Essayez de penser comme si vous étiez le PDG de l’entreprise, essayez de comprendre avec empathie quels sont leurs problèmes. Comment puis-je — oui, mon travail consiste, pour l’instant, à gérer le réapprovisionnement sur ce segment, mais essayez, chaque jour, d’élever un peu ce que vous faites afin d’embrasser le genre de problèmes de haut niveau auxquels votre direction pourrait être confrontée. Cela, je pense, sera une voie sûre pour cultiver ce type de réflexion de haut niveau qui ne sera pas automatisé de sitôt, du moins si l’on en croit les technologies logicielles actuellement promues sur le marché.
Conor Doherty: Merci, Joannes. Et Philip, même question.
Philip Auinger: Je dirais, tant que vous regardez les entreprises et leurs organigrammes — tant que les noms des humains y figurent — et tant que nous avons encore cela, qu’il n’y a pas de robots, pas de R2-D2 ni de HAL, et je ne sais pas, pas de KITT inscrits, les compétences interpersonnelles resteront au cœur des préoccupations. Parce que c’est la seule chose qui nous différencie et qui peut permettre des choses là où les machines diront : “Désolé, vous ne pouvez pas avoir cela car cette règle ne s’appliquait pas ici.”
Mais si vous, en tant qu’humain, prenez une décision et dites : “Oui, je sais, mais c’est vraiment urgent.

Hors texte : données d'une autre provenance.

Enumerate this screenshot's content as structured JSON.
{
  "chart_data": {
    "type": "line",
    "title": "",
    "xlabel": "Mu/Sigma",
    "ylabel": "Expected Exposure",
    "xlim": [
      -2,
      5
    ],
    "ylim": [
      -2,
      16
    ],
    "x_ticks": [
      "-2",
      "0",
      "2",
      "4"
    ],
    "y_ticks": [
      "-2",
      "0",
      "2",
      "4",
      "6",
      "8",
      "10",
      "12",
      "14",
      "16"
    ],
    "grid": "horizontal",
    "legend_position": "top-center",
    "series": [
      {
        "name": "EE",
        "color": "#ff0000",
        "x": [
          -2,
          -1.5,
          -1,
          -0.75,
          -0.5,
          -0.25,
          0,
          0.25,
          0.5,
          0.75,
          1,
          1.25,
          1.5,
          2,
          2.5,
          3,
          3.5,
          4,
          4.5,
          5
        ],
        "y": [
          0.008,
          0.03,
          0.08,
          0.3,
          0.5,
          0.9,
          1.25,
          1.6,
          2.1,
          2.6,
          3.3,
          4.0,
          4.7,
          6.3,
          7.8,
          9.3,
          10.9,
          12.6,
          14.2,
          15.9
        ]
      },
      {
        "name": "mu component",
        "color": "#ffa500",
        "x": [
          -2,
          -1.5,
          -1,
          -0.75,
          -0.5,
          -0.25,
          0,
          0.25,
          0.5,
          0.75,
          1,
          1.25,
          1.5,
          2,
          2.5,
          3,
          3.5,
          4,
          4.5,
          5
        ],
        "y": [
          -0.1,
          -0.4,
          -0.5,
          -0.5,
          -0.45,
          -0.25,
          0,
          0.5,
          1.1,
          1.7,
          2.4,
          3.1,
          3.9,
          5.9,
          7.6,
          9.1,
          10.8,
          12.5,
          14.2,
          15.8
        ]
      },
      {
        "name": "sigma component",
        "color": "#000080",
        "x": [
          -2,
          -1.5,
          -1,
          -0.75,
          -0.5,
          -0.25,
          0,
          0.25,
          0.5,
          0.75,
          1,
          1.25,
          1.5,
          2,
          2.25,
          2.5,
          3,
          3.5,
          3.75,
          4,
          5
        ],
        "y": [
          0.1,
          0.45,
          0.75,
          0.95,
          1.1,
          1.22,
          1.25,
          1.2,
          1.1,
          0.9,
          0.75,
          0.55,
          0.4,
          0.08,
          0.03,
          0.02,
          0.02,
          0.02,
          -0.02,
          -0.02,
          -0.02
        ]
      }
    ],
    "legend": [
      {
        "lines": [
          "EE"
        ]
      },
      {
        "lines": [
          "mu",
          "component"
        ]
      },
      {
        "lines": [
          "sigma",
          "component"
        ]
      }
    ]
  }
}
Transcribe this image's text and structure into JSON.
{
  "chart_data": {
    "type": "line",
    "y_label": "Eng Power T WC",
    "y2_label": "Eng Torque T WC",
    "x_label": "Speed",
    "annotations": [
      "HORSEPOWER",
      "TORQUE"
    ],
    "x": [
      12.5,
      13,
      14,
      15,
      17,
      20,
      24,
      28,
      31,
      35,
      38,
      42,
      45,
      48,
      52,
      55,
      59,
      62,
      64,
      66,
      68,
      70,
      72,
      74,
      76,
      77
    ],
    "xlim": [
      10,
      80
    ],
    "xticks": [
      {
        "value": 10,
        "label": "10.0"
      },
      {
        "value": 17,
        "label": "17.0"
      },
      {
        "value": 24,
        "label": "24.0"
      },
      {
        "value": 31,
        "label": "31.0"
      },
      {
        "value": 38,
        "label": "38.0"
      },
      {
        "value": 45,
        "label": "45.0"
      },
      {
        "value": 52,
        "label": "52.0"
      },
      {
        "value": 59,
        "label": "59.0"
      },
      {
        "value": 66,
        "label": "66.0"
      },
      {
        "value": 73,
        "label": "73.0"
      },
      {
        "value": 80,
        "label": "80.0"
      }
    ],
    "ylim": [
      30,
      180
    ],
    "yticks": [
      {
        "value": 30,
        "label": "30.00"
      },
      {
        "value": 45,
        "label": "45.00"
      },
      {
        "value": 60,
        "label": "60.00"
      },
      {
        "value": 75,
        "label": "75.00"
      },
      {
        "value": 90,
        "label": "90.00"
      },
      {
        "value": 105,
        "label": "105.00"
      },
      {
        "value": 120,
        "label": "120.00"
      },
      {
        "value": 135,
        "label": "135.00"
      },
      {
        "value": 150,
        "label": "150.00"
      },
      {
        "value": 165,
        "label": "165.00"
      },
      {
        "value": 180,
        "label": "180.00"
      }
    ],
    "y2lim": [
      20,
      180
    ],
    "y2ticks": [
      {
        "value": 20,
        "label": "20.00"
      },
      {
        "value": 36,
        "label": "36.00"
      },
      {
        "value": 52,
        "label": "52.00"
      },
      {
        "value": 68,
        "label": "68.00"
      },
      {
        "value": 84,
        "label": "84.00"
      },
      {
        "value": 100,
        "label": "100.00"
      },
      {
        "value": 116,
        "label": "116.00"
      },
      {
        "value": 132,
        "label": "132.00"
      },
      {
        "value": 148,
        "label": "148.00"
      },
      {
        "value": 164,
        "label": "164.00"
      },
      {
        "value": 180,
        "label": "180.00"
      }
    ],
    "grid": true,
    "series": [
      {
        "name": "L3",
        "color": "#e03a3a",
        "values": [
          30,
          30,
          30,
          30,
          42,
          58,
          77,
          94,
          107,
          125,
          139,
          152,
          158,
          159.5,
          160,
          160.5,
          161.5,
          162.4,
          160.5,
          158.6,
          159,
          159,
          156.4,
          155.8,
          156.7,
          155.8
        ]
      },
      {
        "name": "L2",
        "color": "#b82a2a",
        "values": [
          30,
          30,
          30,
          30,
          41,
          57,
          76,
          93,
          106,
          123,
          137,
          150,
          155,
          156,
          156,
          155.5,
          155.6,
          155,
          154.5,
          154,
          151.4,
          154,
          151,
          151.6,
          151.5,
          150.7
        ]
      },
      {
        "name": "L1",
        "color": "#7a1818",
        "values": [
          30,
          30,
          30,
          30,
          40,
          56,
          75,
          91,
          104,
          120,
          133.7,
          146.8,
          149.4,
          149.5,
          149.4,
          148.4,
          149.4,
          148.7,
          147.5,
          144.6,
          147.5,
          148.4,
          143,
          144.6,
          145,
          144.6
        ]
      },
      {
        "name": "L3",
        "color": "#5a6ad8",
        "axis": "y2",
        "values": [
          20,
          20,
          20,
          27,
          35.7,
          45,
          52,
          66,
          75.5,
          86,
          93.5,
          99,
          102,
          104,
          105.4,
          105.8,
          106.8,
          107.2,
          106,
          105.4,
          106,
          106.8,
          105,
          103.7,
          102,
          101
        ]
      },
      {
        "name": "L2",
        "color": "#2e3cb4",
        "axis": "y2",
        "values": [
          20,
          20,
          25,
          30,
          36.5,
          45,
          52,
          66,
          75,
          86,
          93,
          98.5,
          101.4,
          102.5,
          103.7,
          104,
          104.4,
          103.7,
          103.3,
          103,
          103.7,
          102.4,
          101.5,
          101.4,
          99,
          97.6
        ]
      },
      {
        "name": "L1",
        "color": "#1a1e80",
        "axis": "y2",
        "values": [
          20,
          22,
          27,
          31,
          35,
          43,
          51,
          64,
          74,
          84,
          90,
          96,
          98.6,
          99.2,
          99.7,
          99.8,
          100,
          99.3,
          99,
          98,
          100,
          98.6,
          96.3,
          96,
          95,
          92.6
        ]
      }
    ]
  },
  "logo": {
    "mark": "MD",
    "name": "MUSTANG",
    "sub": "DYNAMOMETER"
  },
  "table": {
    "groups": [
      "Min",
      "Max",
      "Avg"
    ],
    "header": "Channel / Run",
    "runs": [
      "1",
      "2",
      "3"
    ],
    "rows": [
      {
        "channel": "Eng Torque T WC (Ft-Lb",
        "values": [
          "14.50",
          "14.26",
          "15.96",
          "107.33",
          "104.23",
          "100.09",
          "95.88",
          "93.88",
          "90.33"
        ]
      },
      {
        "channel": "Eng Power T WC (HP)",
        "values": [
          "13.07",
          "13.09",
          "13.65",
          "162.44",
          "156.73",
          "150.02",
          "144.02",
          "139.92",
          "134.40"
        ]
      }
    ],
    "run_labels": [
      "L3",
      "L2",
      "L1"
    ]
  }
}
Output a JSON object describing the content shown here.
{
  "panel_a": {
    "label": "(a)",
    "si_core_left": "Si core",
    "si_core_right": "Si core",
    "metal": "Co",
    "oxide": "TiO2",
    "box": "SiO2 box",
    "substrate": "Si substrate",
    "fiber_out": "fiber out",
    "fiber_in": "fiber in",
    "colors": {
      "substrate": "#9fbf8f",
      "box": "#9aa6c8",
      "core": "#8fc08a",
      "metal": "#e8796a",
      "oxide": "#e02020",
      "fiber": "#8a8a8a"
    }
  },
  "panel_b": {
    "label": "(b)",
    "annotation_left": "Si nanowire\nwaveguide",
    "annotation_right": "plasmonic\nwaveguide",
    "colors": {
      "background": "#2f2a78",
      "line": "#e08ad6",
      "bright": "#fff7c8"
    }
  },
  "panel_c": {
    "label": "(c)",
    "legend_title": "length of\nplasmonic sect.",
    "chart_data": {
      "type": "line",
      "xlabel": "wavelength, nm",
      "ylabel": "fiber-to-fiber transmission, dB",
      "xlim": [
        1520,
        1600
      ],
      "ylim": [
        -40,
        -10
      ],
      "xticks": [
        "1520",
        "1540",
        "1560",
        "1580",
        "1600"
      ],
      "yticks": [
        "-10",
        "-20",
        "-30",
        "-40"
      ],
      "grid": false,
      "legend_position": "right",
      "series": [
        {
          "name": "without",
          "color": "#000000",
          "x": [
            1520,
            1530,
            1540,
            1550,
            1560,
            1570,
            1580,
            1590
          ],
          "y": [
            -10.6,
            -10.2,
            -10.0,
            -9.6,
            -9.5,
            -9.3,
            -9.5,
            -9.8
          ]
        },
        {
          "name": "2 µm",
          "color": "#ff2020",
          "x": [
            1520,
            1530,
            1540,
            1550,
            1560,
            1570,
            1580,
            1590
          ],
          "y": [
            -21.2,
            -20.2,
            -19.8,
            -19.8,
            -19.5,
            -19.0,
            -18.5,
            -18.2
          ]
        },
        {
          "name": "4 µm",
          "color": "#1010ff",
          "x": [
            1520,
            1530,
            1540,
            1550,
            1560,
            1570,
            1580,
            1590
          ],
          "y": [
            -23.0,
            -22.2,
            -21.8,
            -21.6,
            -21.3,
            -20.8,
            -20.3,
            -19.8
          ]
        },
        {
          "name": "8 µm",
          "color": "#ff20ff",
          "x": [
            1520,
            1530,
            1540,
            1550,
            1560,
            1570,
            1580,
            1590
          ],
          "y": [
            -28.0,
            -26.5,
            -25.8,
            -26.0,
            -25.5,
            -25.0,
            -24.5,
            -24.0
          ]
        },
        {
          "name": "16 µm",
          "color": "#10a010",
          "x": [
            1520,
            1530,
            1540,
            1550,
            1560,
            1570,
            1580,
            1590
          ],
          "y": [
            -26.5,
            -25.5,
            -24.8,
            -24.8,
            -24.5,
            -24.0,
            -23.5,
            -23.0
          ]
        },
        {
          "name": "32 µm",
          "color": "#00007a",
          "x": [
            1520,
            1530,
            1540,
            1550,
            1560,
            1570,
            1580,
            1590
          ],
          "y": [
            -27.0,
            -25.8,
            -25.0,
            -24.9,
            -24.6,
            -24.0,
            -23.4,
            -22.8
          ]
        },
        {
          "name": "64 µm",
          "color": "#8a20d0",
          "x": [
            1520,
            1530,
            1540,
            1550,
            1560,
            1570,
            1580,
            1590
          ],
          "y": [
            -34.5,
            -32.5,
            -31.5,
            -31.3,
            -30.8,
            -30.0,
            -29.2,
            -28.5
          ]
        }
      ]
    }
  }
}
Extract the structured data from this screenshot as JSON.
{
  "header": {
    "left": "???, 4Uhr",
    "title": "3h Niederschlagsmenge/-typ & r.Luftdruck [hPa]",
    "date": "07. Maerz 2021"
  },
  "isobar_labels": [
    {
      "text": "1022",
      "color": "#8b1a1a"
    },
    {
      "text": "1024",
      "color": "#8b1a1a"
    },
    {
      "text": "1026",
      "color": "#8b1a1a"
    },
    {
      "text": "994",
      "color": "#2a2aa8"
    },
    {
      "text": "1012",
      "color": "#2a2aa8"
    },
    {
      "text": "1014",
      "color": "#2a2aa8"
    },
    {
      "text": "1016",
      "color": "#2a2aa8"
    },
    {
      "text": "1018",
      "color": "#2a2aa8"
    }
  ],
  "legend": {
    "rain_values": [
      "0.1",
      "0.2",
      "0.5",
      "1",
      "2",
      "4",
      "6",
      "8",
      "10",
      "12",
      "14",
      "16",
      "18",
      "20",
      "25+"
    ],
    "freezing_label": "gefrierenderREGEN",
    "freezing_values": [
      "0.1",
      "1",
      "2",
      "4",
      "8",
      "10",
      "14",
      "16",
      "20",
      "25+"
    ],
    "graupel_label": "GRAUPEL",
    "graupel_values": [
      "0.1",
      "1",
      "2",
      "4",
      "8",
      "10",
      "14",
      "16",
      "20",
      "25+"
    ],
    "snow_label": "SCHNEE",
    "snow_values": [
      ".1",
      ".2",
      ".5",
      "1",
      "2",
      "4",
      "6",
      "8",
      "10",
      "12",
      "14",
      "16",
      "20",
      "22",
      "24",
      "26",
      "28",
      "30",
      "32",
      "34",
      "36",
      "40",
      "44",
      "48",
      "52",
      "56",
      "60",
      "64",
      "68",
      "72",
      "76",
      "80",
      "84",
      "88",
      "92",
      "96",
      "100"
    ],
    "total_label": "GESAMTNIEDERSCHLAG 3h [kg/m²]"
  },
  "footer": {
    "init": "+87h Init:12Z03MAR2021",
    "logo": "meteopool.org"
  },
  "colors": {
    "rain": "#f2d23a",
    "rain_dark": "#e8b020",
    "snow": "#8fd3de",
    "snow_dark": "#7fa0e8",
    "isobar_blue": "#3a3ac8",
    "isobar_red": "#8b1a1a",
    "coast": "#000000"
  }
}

Voici notre client le plus important”, ils peuvent rendre quelque chose possible. Ainsi, ce sont ces compétences interpersonnelles que vous devez absolument conserver, et elles, je pense, font partie d’un ensemble plus large — non pas tant d’un ensemble de compétences que d’une mentalité de curiosité tout au long de votre carrière. Vous parlez avec d’autres personnes, vous lisez des revues sectorielles, vous écoutez, vous suivez des personnes sur LinkedIn.
Vous comprenez ce qui se passe de nos jours, quelles sont les tendances futures, car il faut un certain temps pour que ces choses se produisent, mais si elles se produisent, alors vous serez préparé. Évidemment, les soft skills ne changeront pas énormément, honnêtement. Mais tout le reste, tout ce qui concerne la technologie — regardez ce qui a changé ces cinq dernières années et projetez-le maintenant dans le futur sur cinq ans.
Donc, oui, tant que vous restez curieux et que vous êtes prêt à apprendre de nouvelles choses et à oublier celles que vous pensiez être vraies mais qui ne le sont plus, vous aurez probablement la bonne mentalité.
Conor Doherty: Oui, eh bien, je n’ai pas d’autres questions, Philip. Merci beaucoup de nous avoir rejoints. Ce fut vraiment un plaisir.
Philip Auinger: Merci beaucoup.
Conor Doherty: Très bien, sur ce point, messieurs, je vais clore la séance. Merci à vous deux, et à tous les autres, retournez au travail.